COMEX silver rose 2.26 percent to $66.27 an ounce as of 21:00 ET on June 21, recovering from a 5.20 percent weekly decline as fading optimism over US-Iran peace negotiations revived safe-haven demand for precious metals.
"The formal signing of the Switzerland Peace Pact initially stripped safe-haven premiums from the precious metals complex, but the resulting decline in crude oil prices calmed inflation fears and supported a broader macro stabilization," according to a market analysis from FXStreet. "Lower energy prices paved the way for a more stable economic cycle."
The rebound comes after Qatar and Pakistan said in a joint statement that "encouraging progress" was made in a first round of high-level peace negotiations in Switzerland, though subsequent reports indicated the talks faced headwinds. The Islamabad Memorandum of Understanding had initiated a 60-day ceasefire between the US and Iran and reopened the Strait of Hormuz, but uncertainty over the permanence of the agreement has kept geopolitical risk premiums elevated. Gold also advanced, climbing as much as 1.6 percent to top $4,220 an ounce, according to Bloomberg data.
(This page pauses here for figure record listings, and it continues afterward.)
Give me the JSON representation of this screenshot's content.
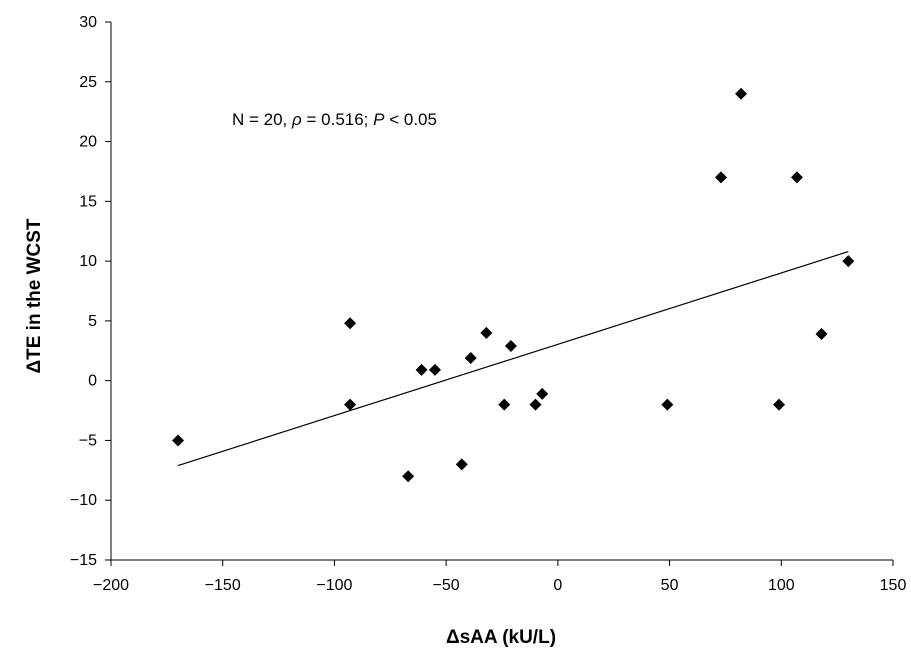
{
  "chart_data": {
    "type": "scatter",
    "xlabel": "ΔsAA (kU/L)",
    "ylabel": "ΔTE in the WCST",
    "xlim": [
      -200,
      150
    ],
    "ylim": [
      -15,
      30
    ],
    "xticks": [
      -200,
      -150,
      -100,
      -50,
      0,
      50,
      100,
      150
    ],
    "yticks": [
      -15,
      -10,
      -5,
      0,
      5,
      10,
      15,
      20,
      25,
      30
    ],
    "xtick_labels": [
      "−200",
      "−150",
      "−100",
      "−50",
      "0",
      "50",
      "100",
      "150"
    ],
    "ytick_labels": [
      "−15",
      "−10",
      "−5",
      "0",
      "5",
      "10",
      "15",
      "20",
      "25",
      "30"
    ],
    "grid": false,
    "marker": "diamond",
    "points": [
      {
        "x": -170,
        "y": -5
      },
      {
        "x": -93,
        "y": 4.8
      },
      {
        "x": -93,
        "y": -2
      },
      {
        "x": -67,
        "y": -8
      },
      {
        "x": -61,
        "y": 0.9
      },
      {
        "x": -55,
        "y": 0.9
      },
      {
        "x": -43,
        "y": -7
      },
      {
        "x": -39,
        "y": 1.9
      },
      {
        "x": -32,
        "y": 4
      },
      {
        "x": -24,
        "y": -2
      },
      {
        "x": -21,
        "y": 2.9
      },
      {
        "x": -10,
        "y": -2
      },
      {
        "x": -7,
        "y": -1.1
      },
      {
        "x": 49,
        "y": -2
      },
      {
        "x": 73,
        "y": 17
      },
      {
        "x": 82,
        "y": 24
      },
      {
        "x": 99,
        "y": -2
      },
      {
        "x": 107,
        "y": 17
      },
      {
        "x": 118,
        "y": 3.9
      },
      {
        "x": 130,
        "y": 10
      }
    ],
    "trendline": {
      "x": [
        -170,
        130
      ],
      "y": [
        -7.1,
        10.8
      ]
    },
    "annotation": {
      "n_part": "N = 20, ",
      "rho_symbol": "ρ",
      "rho_part": " = 0.516; ",
      "p_symbol": "P",
      "p_part": " < 0.05"
    }
  }
}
Silver's physical market fundamentals remain a key support. The metal is navigating its sixth consecutive year of structural supply deficit, with a projected shortfall of 46.3 million ounces adding to a cumulative drawdown of more than 760 million ounces since 2020, according to industry data. This systemic supply constraint continues to deplete above-ground stockpiles, making the physical market highly sensitive to any pickup in buying interest.
Supply Deficit Deepens as Industrial Demand Shifts
The structural deficit has been driven by sustained demand from high-growth industrial sectors including solar energy, electronics, and electric vehicles. However, solar photovoltaic manufacturers are actively reducing the silver intensity of solar cells, with silver consumption from that sector projected to fall 19 percent to 20 percent year-over-year, according to industry estimates. Physical premiums in China and other key Asian wholesale markets have also declined, removing an essential spot-market price floor.
On the macro front, the hawkish policy debut of newly appointed Federal Reserve Chair Kevin Warsh had propelled the US dollar and real Treasury yields to fresh yearly highs, applying downward pressure on non-yielding assets. The dollar's rally has since begun to stall, allowing silver to regain its footing.
Technical Levels in Focus
Silver's recovery follows a sharp correction that pushed the metal below its 200-day moving average for the first time since mid-2025. It now trades below its 20-day, 50-day, and 100-day moving averages, according to technical data. The relative strength index stands at 39.7, indicating neutral territory after the oversold bounce, while the MACD remains in sell territory at negative 0.48.
The metal's high-beta characteristic within the precious metals complex means any further deterioration in US-Iran diplomatic progress could accelerate safe-haven inflows, while a confirmed peace deal would likely strip the geopolitical premium and expose silver to renewed selling. The next catalyst is the continuation of implementation talks in Switzerland later this week.
This article is for informational purposes only and does not constitute investment advice.